Van Bijnkershoek vermeldt nog wel in een notitie bij OT 1137 (1715) dat de Hoge Raad op 3 september 1715 in strijd met D. 17.2.59.pr. willige condemnatie had verleend aan een vennootschapsovereenkomst op basis waarvan de erfgenamen van de overleden vennoot hem binnen één jaar in de vennootschap konden opvolgen. Bij het verlenen van de goedkeuring aan een dergelijke vennootschapsovereenkomst ging men er kennelijk vanuit dat de erven de verplichting was opgelegd een nieuwe overeenkomst aan te gaan met de overblijvende vennoten. Of dat bij aanvang ook zo was overeengekomen, blijkt niet uit de notitie van Van Bijnkershoek.42

Een andere situatie deed zich voor in OT 2757 (1733). In de hier genoemde vennootschapsovereenkomst was onder meer vastgelegd dat de voornaamste van de vier vennoten na zijn overlijden zou worden opgevolgd door zijn vrouw Caja. Van deze bepaling werd willige condemnatie gevraagd. Een aantal raadsheren was op grond van de hierboven genoemde overwegingen van mening dat dit verzoek moest worden geweigerd. De meerderheid van de raadsheren meende dat hier sprake was van een ander geval:

‘Voor een erfgenaam kan opvolging niet [bij aanvang van de vennootschap] worden overeengekomen omdat hij [op dat moment] een onbepaald persoon is, en om te voorkomen dat aan de vennoot misschien een eigenzinnige, onkundige of dwaze vennoot ten deel valt:

want dit en geen andere is de reden van deze bepaling. Maar deze regel gaat niet op waar vanaf het begin een bepaald persoon wordt aangeduid die met instemming van de vennoten de overledene opvolgt, zoals in dit geval Caja met name wordt genoemd.’43

De bepaling werd dus goedgekeurd omdat de identiteit van de opvolger vanaf het begin van de vennootschap al vaststond.

44

40. Kennelijk niet de minste, want volgens Van Bijnkershoek‘van groot aanzien’ (magnae auctoritatis).
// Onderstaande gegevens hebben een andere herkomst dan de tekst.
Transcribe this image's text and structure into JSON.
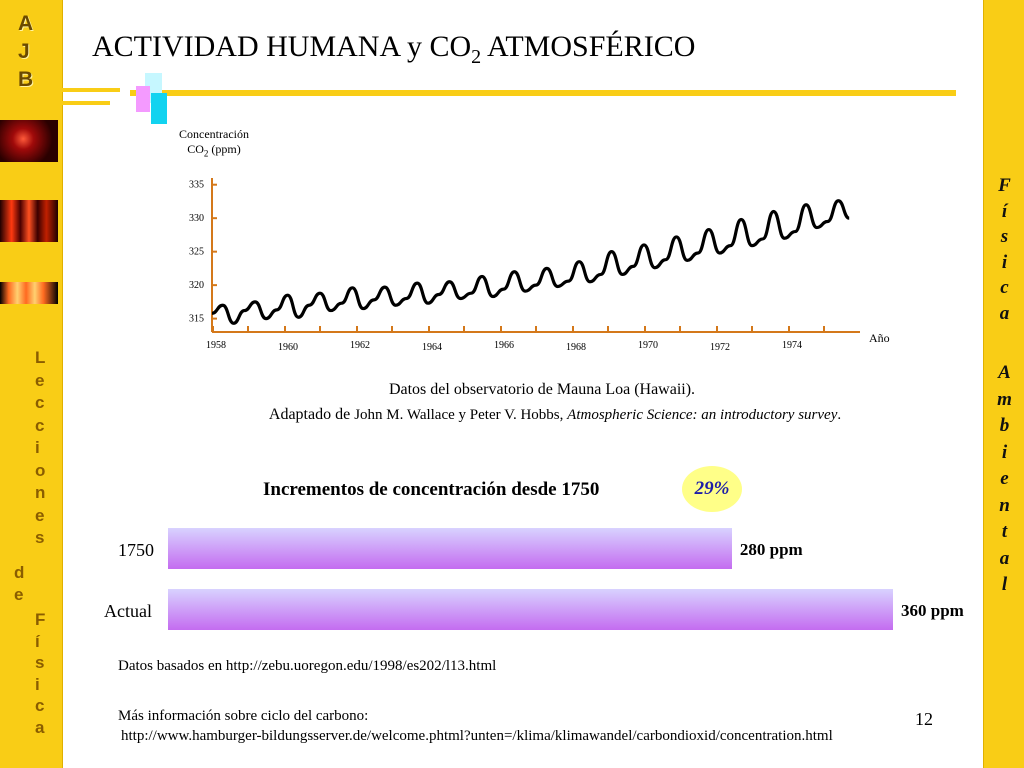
{
  "sidebar_left": {
    "ajb": [
      "A",
      "J",
      "B"
    ],
    "lecciones": [
      "L",
      "e",
      "c",
      "c",
      "i",
      "o",
      "n",
      "e",
      "s"
    ],
    "de": [
      "d",
      "e"
    ],
    "fisica": [
      "F",
      "í",
      "s",
      "i",
      "c",
      "a"
    ]
  },
  "sidebar_right": {
    "fisica": [
      "F",
      "í",
      "s",
      "i",
      "c",
      "a"
    ],
    "ambiental": [
      "A",
      "m",
      "b",
      "i",
      "e",
      "n",
      "t",
      "a",
      "l"
    ]
  },
  "colors": {
    "accent_yellow": "#f9cd16",
    "curve": "#000000",
    "axis": "#d4781a",
    "bar_gradient_top": "#d8d2ff",
    "bar_gradient_bottom": "#c46cf0",
    "badge": "#ffff88",
    "badge_text": "#1d1da8"
  },
  "title": {
    "main": "ACTIVIDAD HUMANA y CO",
    "sub": "2",
    "tail": " ATMOSFÉRICO"
  },
  "chart_data": [
    {
      "type": "line",
      "ylabel_line1": "Concentración",
      "ylabel_co": "CO",
      "ylabel_sub": "2",
      "ylabel_unit": " (ppm)",
      "xlabel": "Año",
      "yticks": [
        315,
        320,
        325,
        330,
        335
      ],
      "xticks": [
        "1958",
        "1960",
        "1962",
        "1964",
        "1966",
        "1968",
        "1970",
        "1972",
        "1974"
      ],
      "ylim": [
        313,
        336
      ],
      "xlim": [
        1958,
        1976
      ],
      "grid": false,
      "series": [
        {
          "x": [
            1958.0,
            1958.3,
            1958.6,
            1958.9,
            1959.2,
            1959.5,
            1959.8,
            1960.1,
            1960.4,
            1960.7,
            1961.0,
            1961.3,
            1961.6,
            1961.9,
            1962.2,
            1962.5,
            1962.8,
            1963.1,
            1963.4,
            1963.7,
            1964.0,
            1964.3,
            1964.6,
            1964.9,
            1965.2,
            1965.5,
            1965.8,
            1966.1,
            1966.4,
            1966.7,
            1967.0,
            1967.3,
            1967.6,
            1967.9,
            1968.2,
            1968.5,
            1968.8,
            1969.1,
            1969.4,
            1969.7,
            1970.0,
            1970.3,
            1970.6,
            1970.9,
            1971.2,
            1971.5,
            1971.8,
            1972.1,
            1972.4,
            1972.7,
            1973.0,
            1973.3,
            1973.6,
            1973.9,
            1974.2,
            1974.5,
            1974.8,
            1975.1,
            1975.4,
            1975.7
          ],
          "values": [
            315.8,
            317.0,
            314.3,
            316.2,
            317.5,
            315.0,
            316.3,
            318.5,
            315.2,
            317.0,
            318.8,
            316.2,
            317.3,
            319.6,
            316.5,
            317.8,
            319.7,
            317.0,
            318.0,
            320.3,
            317.3,
            318.6,
            320.5,
            318.0,
            318.8,
            321.3,
            318.3,
            319.4,
            322.0,
            319.1,
            320.0,
            322.5,
            319.8,
            320.6,
            323.5,
            320.5,
            321.6,
            325.0,
            321.6,
            322.8,
            326.0,
            322.6,
            323.8,
            327.2,
            323.7,
            324.8,
            328.3,
            324.8,
            325.9,
            329.8,
            325.9,
            326.9,
            331.0,
            327.0,
            328.0,
            332.0,
            328.6,
            329.5,
            332.6,
            330.0
          ]
        }
      ]
    },
    {
      "type": "bar",
      "title": "Incrementos de concentración desde 1750",
      "categories": [
        "1750",
        "Actual"
      ],
      "values": [
        280,
        360
      ],
      "value_labels": [
        "280 ppm",
        "360 ppm"
      ],
      "annotation": "29%"
    }
  ],
  "source": {
    "line1": "Datos del observatorio de Mauna Loa (Hawaii).",
    "adapted": "Adaptado de ",
    "authors": "John M. Wallace y Peter V. Hobbs, ",
    "book": "Atmospheric Science: an introductory survey",
    "dot": "."
  },
  "footer": {
    "data_based": "Datos basados en  http://zebu.uoregon.edu/1998/es202/l13.html",
    "more_info": "Más información sobre ciclo del carbono:",
    "url2": "http://www.hamburger-bildungsserver.de/welcome.phtml?unten=/klima/klimawandel/carbondioxid/concentration.html",
    "page": "12"
  }
}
41. Onder meer: OT 2557; OTN 128.

42. Zie ook hierboven: paragraaf B 2.1.1.

43. OT 2757: Sed pro haerede pacisci nequit, quia incerta persona est, et ne socio forte obveniat socius morosus, imperitus, stultus: nam haec, nec alia ejus juris ratio est. Haec autem cessat, ubi ab initio certa persona exprimitur, quae volentibus sociis defunct succederet, ut hic Caja nominatim erat expressa.

44. Dit oordeel wordt herhaald in OTN 295 en 445.

(14)

Een uitzondering op de hoofdregel dat erfgenamen niet in de vennootschap konden opvolgen, vindt men in OT 3154 (1740). Daarin geeft Van Bijnkers- hoek te kennen:

‘Ik wil niet tegenwerpen dat de vennootschap door de dood wordt ontbonden en zelfs niet dat kan worden overeengekomen dat deze op de erven overgaat want dit geldt volgens het Romeinse recht voor de vennootschap die op grond van het contract wordt voortgezet; en de reden daarvoor is te voorkomen dat een eigenzinnige vennoot toevallig ten deel valt aan een vennoot die dat niet wil; dit behoeft echter niet te worden gevreesd waar de enig overgebleven vennoot bestuurt, zowel voor zichzelf als voor de erven van de eerst overleden echtgenoot en bestuurt en verkoopt naar eigen goeddunken.’45

De vrees die ten grondslag lag aan het opvolgingsverbod voor erfgenamen was volgens Van Bijnkershoek niet gegrond als de overgebleven vennoot alleen, zowel in zijn eigen belang als dat van de erven, de vennootschap bestuurt. De vraag is echter of in dat geval nog wel van een vennootschap kon worden gesproken. De erven verrichtten immers geen enkele handeling van beheer.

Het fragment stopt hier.